Berita Terkini, Eksklusif di WhatsApp Inilah.com
Direktorat Reskrimsus Polda Metro Jaya kembali mengungkap praktik impor pakaian bekas ilegal atau balpres senilai Rp 4 miliar yang rencananya diedarkan di Jakarta. Penindakan ini sekaligus menguatkan pengawasan di sejumlah “jalur tikus” yang kerap dimanfaatkan sebagai pintu masuk barang terlarang tersebut.
“Peredaran barang-barang yang seperti ini tentunya dilarang, banyak juga yang beredar dari jalur tikus dan itu merupakan salah satu modus operandi.
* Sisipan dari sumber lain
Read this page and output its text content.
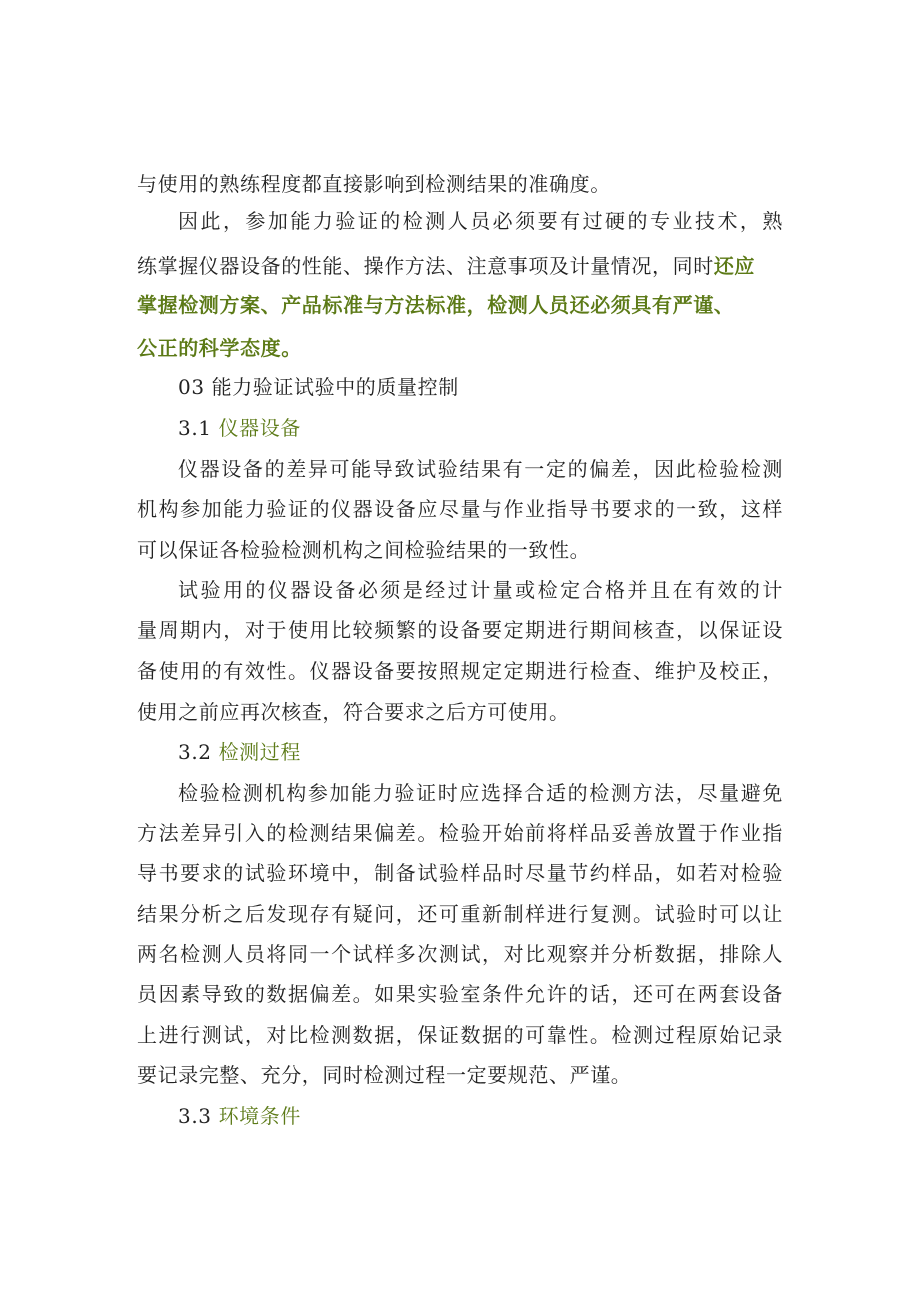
与使用的熟练程度都直接影响到检测结果的准确度。
因此，参加能力验证的检测人员必须要有过硬的专业技术，熟
练掌握仪器设备的性能、操作方法、注意事项及计量情况，同时还应
掌握检测方案、产品标准与方法标准，检测人员还必须具有严谨、
公正的科学态度。
03 能力验证试验中的质量控制
3.1 仪器设备
仪器设备的差异可能导致试验结果有一定的偏差，因此检验检测
机构参加能力验证的仪器设备应尽量与作业指导书要求的一致，这样
可以保证各检验检测机构之间检验结果的一致性。
试验用的仪器设备必须是经过计量或检定合格并且在有效的计
量周期内，对于使用比较频繁的设备要定期进行期间核查，以保证设
备使用的有效性。仪器设备要按照规定定期进行检查、维护及校正，
使用之前应再次核查，符合要求之后方可使用。
3.2 检测过程
检验检测机构参加能力验证时应选择合适的检测方法，尽量避免
方法差异引入的检测结果偏差。检验开始前将样品妥善放置于作业指
导书要求的试验环境中，制备试验样品时尽量节约样品，如若对检验
结果分析之后发现存有疑问，还可重新制样进行复测。试验时可以让
两名检测人员将同一个试样多次测试，对比观察并分析数据，排除人
员因素导致的数据偏差。如果实验室条件允许的话，还可在两套设备
上进行测试，对比检测数据，保证数据的可靠性。检测过程原始记录
要记录完整、充分，同时检测过程一定要规范、严谨。
3.3 环境条件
Kami akan tetap mengedepankan koordinasi dengan stakeholder terkait, termasuk juga di dalamnya adalah bea cukai, termasuk juga kepolisian-kepolisian yang diduga menjadi jalur,” kata Dirreskrimsus Polda Metro Jaya Kombes Edy Suranta Sitepu dalam konferensi pers, Jumat (21/11/2025).
“Kalau di dalam pemeriksaan, untuk asal barang, masuknya dari mana, yang bersangkutan, masih melempar ke salah satu orang berinisial A, yang ada di Surabaya. Tapi kami masih melakukan pendalaman terus terkait dengan jalur masuknya barang ini,” tambahnya.
Polda Metro Jaya menegaskan, akan gencar koordinasi dengan berbagai pemangku kepentingan guna memutus rantai distribusi, sebagaimana arahan dari Presiden Prabowo Subianto.
“Kami akan selalu berkoordinasi dan apabila nanti ada informasi, kami juga akan segera menindaklanjuti terkait dengan barang-barang yang akan masuk ke wilayah hukum Polda Metro Jaya,” ujarnya.
Kombes Edy menambahkan proses penyelidikan belum selesai. Ia memastikan seluruh barang bukti hasil sitaan nantinya tidak akan kembali beredar.
“Kami akan berkoneksi dengan Kemendag, ini nanti akan kami musnahkan. Kami akan berkoneksi dengan JPU untuk penyisihan barang bukti, selebihnya akan kita musnahkan,” imbuhnya.